The development suggests that the Manhattan district attorney’s office is poised to transition from collecting evidence to presenting what is likely a complex case to a grand jury, one that could result in the jury considering criminal charges.
The district attorney’s office, led by Cyrus Vance Jr., has been investigating Trump, his real estate company and the company’s executives on multiple fronts, including by examining the former President’s tax returns, questioning perks the company gave employees and probing the manner in which the company accounted for reimbursements it made to Trump’s former personal attorney Michael Cohen.
Prosecutors have also been closely examining the finances of Trump Organization CFO Allen Weisselberg, as well as benefits received from the company by him and his son Barry, a longtime employee of the Trump Organization, CNN has reported.
ABC was first to report on a witness being contacted. The Washington Post reported Tuesday that the grand jury Vance’s office has convened is a special grand jury. This type of grand jury is typically used to hear complex, long-term fraud and corruption cases. A special grand jury sits longer than a standard grand jury — usually three to six months, versus just one — and, if needed, the jurors can vote to extend its term even further.
Vance’s office declined to comment Tuesday after the Washington Post report. A representative for the office could not be reached Wednesday.
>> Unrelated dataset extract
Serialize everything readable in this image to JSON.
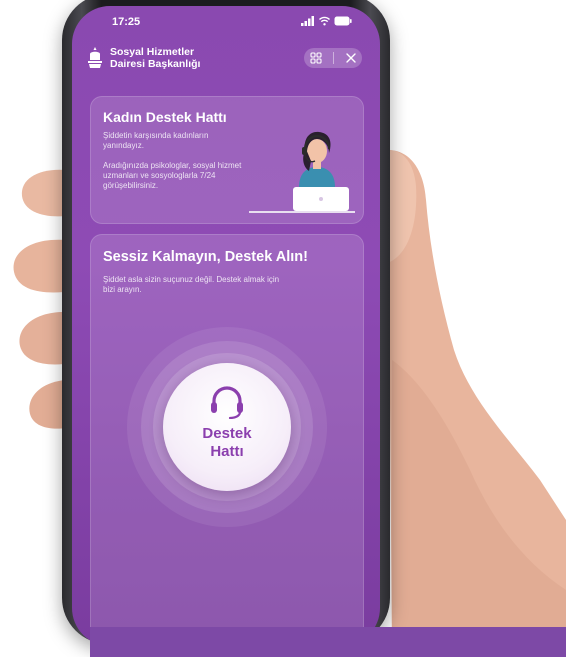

Lawyers for Trump, the Trump Organization declined to comment.
CNN has reached out to Allen and Barry Weisselberg for comment.
There are currently five grand juries seated in Manhattan. It’s not clear how many special grand juries have been seated, but it is common that more than one can be seated at a time.
The use of a special grand jury suggests that Vance could be seeking to charge Trump, company executives or the company itself, according to former prosecutors in the office.
“It’s very rare for there to be a special grand jury empaneled in Manhattan supreme court and for that jury not to consider charges at some point,” said Daniel Alonso, a former prosecutor who was chief assistant district attorney in the Manhattan district attorney’s office under Vance.
Adam S. Kaufmann, who served as chief of the office’s investigative division, said that “it really suggests they’ve reached a point in their investigation where the district attorney believes there’s evidence of a crime. You don’t empanel a special grand jury unless you think you have a viable case.”
The convening of this type of grand jury is common in complex cases, such as the Trump investigation, because, unlike with a federal grand jury, prosecutors cannot present hearsay evidence to a state grand jury.
This means prosecutors must call witnesses themselves to testify to the grand jury, rather than asking an FBI agent or another authority working on the case to summarize the evidence. Calling all of the witnesses in a sprawling case often takes much longer than a standard grand jury allows.
The lengthier time frame also provides the opportunity to compel witness testimony, a step Alonso said he would “absolutely expect” in a matter like the Trump investigation, in part because it forces witnesses to speak without being able to compare their version of events to anyone else’s.
“You want to lock in their testimony at a time where they don’t know what the other evidence is,” he said.